简体   繁体   English

OpenCV:边缘检测图像中的字母和单词检测

[英]OpenCV: Letters and words detection from edge detection image

I am currently dealing with text recognition. 我目前正在处理文本识别。 Here is a part of binarized image with edge detection (using Canny): 这是带有边缘检测的二值化图像的一部分(使用Canny):

EDIT: I am posting a link to an image. 编辑:我发布到图像的链接。 I don't have 10 rep points so I cannot post an image. 我没有10个代表点,因此无法发布图片。

EDIT 2: And here's the same piece after thresholding. 编辑2:和这是阈值后的同一块。 Honestly, I don't know which approach would be better. 老实说,我不知道哪种方法更好。

[ [ 2 2

The questions remain the same: 问题保持不变:

  1. How should I detect certain letters? 我应该如何检测某些字母? I need to determine location of every letter and then every word. 我需要确定每个字母然后每个单词的位置。

  2. Is it a problem that some letters are "opened"? 某些字母被“打开”是否有问题? I mean that they are not closed areas. 我的意思是它们不是封闭区域。

  3. If I use cv::matchtemplate , does it mean that I need to have 24 templates for every letter + 10 for every digit? 如果我使用cv::matchtemplate ,是否意味着我需要每个字母24个模板,每个数字10个模板? And then loop over my image to determine the best correlation? 然后遍历我的图像以确定最佳相关性?

  4. If both the letters and squares they are in, are 1-pixel wide, what filters / operations should I do to close the opened letters? 如果它们所在的字母和正方形均为1像素宽,我应该执行哪些过滤器/操作来关闭打开的字母? I tried various combinations of dilate and erode - with no effect. 我尝试了扩张和腐蚀的各种组合-没有效果。

The question is kind of "how do I do OCR with Open CV?" 问题是“如何使用Open CV进行OCR?” and the answer is that it's an involved process and quite difficult. 答案是,这是一个复杂的过程,非常困难。

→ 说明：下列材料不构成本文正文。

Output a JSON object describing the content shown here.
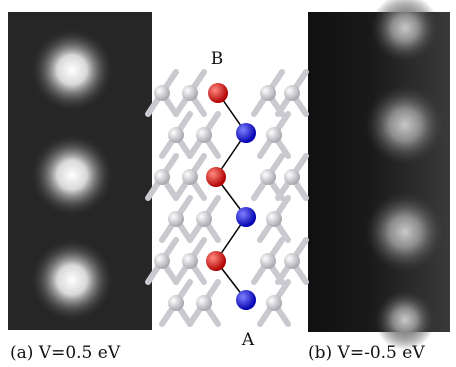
{
  "labels": {
    "top_atom": "B",
    "bottom_atom": "A"
  },
  "captions": {
    "left": "(a) V=0.5 eV",
    "right": "(b) V=-0.5 eV"
  }
}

But some pointers. 但是有一些提示。 Firstly, its hard to detect letters which are outlined. 首先,很难检测到所概述的字母。 Most of the tools are designed for filled letters. 大多数工具都是为填充字母而设计的。 But that image looks as if there will only be one non-letter distractor if you fill all loops using a certain size threshold. 但是,如果您使用一定的大小阈值填充所有循环,则该图像看起来好像只有一个非字母干扰项。 You can get rid of the non-letter lines because they are a huge connected object. 您可以摆脱非字母行,因为它们是一个巨大的连接对象。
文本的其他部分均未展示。